Герцог дю Мен знал мое слабое место: он принялся доказывать, что даже если не принимать во внимание «лотереи»
[94]
герцога, тот явно не годится в воспитатели малых детей. Тут я с ним полностью согласилась.
На следующей неделе, когда мы были в Рамбуйе, граф Тулузский заговорил со мною о том же; вслед за ним ко мне явилась герцогиня Орлеанская.
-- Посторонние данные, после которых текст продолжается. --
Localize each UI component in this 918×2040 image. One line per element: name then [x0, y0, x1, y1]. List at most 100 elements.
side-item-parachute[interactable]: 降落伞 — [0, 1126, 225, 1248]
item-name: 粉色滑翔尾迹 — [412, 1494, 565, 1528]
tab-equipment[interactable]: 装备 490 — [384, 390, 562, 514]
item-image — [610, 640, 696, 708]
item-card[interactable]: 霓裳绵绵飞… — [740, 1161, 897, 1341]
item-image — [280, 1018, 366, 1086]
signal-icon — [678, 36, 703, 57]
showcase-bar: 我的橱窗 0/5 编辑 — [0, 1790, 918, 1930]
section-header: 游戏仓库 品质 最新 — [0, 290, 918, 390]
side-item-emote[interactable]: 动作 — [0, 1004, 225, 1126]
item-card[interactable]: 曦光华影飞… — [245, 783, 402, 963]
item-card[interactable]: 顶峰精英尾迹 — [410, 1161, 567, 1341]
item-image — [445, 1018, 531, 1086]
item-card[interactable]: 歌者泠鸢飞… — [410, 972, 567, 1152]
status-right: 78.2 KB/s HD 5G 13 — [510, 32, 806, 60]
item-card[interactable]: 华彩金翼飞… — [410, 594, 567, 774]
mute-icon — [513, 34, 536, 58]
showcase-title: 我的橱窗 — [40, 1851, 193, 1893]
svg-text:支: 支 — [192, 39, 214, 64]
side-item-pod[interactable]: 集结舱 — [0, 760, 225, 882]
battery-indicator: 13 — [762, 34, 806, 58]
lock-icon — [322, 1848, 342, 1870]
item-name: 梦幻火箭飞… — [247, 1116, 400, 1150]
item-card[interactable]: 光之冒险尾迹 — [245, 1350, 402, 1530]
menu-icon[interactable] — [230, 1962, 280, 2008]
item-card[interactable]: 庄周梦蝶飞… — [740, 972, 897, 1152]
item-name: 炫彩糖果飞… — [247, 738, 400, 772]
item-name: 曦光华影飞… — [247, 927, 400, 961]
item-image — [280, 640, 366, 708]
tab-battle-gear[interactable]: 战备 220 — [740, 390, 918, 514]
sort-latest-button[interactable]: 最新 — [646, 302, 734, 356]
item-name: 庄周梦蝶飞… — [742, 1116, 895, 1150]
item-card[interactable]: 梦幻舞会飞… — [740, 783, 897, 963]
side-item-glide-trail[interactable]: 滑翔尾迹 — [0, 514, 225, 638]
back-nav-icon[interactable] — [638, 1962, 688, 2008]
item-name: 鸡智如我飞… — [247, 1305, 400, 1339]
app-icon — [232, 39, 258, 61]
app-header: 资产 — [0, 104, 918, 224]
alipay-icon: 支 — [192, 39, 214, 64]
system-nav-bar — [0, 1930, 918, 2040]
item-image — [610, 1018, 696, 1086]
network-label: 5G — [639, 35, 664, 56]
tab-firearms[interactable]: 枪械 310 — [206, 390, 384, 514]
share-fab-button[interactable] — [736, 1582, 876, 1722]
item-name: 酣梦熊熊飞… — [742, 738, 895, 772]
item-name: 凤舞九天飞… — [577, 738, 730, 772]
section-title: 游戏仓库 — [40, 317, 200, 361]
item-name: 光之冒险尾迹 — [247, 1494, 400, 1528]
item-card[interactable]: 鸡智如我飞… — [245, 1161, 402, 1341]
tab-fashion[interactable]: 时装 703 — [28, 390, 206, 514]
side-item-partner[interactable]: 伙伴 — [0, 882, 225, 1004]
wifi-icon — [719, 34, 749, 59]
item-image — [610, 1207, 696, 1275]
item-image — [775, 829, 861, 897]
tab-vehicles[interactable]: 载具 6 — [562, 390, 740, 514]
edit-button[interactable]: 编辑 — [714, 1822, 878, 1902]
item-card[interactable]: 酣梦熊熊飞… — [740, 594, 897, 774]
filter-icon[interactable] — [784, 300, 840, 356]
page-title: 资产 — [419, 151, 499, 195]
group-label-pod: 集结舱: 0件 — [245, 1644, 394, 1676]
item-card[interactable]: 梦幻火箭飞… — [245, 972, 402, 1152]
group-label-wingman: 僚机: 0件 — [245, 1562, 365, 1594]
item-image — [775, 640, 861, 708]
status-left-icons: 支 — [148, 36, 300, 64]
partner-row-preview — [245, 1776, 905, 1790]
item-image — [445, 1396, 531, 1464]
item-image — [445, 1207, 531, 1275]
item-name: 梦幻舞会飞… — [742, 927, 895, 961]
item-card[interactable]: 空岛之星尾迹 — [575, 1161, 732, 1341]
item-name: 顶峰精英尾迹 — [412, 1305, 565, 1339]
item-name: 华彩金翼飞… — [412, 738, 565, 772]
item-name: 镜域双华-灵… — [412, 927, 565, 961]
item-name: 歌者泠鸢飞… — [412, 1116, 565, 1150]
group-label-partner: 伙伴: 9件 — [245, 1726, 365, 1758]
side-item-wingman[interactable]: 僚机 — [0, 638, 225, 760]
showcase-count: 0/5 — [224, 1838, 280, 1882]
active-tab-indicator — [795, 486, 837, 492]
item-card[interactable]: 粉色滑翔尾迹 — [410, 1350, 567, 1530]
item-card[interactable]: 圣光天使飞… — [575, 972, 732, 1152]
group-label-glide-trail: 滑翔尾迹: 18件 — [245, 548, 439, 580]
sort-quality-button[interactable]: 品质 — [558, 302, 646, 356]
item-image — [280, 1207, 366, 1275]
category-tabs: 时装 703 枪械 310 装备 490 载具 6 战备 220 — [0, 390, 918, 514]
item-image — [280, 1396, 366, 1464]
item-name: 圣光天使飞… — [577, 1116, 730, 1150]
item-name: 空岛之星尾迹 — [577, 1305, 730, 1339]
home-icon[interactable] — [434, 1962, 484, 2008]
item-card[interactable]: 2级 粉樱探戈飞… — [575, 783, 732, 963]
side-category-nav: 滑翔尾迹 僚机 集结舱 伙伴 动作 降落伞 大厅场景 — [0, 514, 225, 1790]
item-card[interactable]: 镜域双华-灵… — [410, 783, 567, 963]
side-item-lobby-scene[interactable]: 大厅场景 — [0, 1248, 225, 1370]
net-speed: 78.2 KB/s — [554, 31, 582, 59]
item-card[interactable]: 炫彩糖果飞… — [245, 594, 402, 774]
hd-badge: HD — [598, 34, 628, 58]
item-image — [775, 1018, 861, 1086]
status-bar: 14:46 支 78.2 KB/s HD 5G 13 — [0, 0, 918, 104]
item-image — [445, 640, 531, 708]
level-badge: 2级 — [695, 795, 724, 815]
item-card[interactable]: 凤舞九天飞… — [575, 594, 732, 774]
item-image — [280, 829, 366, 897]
Обычно она наносила мне визиты из чистой вежливости; поскольку у нас с нею не находилось тем для разговора, она садилась за стол и молча играла со мною в пикет; час или два спустя она с холодной вежливостью прощалась и уходила. На сей же раз эта «соня» была говорлива сверх меры, эта высокомерная Мортмар выказала и любезность и настойчивость. С блестящим красноречием, достойным ее матери, она живописала мне пороки своего мужа, умоляя предоставить ее братьям полномочия, которые помешали бы герцогу Орлеанскому вредить дофину и Франции. В ней говорила обманутая ревнивая супруга, и это сообщало ее словам еще больший пыл.
На следующий день герцогиня дю Мен, никогда не навещавшая меня, явилась под предлогом благодарности за своих сыновей, ставших наследниками короны в силу июльского эдикта. Пикантная, живая, беспокойная, «донья Селитра», как ее прозвали, ухитрялась заполнять своей миниатюрной особой все пространство комнаты. Она оглушила меня нескончаемым потоком слов, из коих следовало, что, по мнению всего Двора, герцог Орлеанский — король отравителей и отравитель королей.
В конце концов, раздираемая во все стороны уговорами четырех принцев, как четвертуемая преступница — лошадьми, я уступила этим бастардам-заговорщикам, частью из сознания их правоты, частью из любви к ним, а, в общем, от усталости. Набравшись храбрости, я мягко заговорила с Королем, и он, к великому моему изумлению, уступил по первому же слову. В августе 1714 года Король составил завещание: регентство поручалось не одному человеку, но Совету из четырех особ, в том числе, герцогу дю Мену и графу Тулузскому; герцогу Орлеанскому была назначена лишь роль председателя. «Наконец-то я купил себе покой, — сказал мне Король, когда пакет с завещанием был опечатан и вручен представителям Парламента. — Но я прекрасно знаю всю бесполезность этого документа. Мы, короли, можем делать все, что угодно, пока живы, но скончавшись, значим еще меньше, чем простые смертные. Тому примером все, что случилось с завещанием моего отца, сразу же по его кончине, да и с завещаниями многих других государей также. А с моим… пусть делают, что хотят!»
Итак, обеспечив, в меру своих сил, безопасность дофина, монарх мог теперь со спокойной совестью отдаться болезням и печалям.
Летом 1715 года здоровье Короля настолько ухудшилось, что, по слухам, даже англичане в Лондоне дерзко заключали пари — проживет он до зимы или не проживет. Узнав об этом, Король не изменил ни одной из своих привычек. «Я буду продолжать есть с таким же аппетитом, как прежде, — сказал он мне как-то за ужином, — и тем самым обреку на проигрыш тех англичан, что поставили крупные суммы на мою кончину до 1-го сентября». В начале августа он принял посла персидского шаха и выглядел на этом приеме, в своем черном с золотом одеянии, расшитом бриллиантами на 12 500 000 франков, поистине великолепно.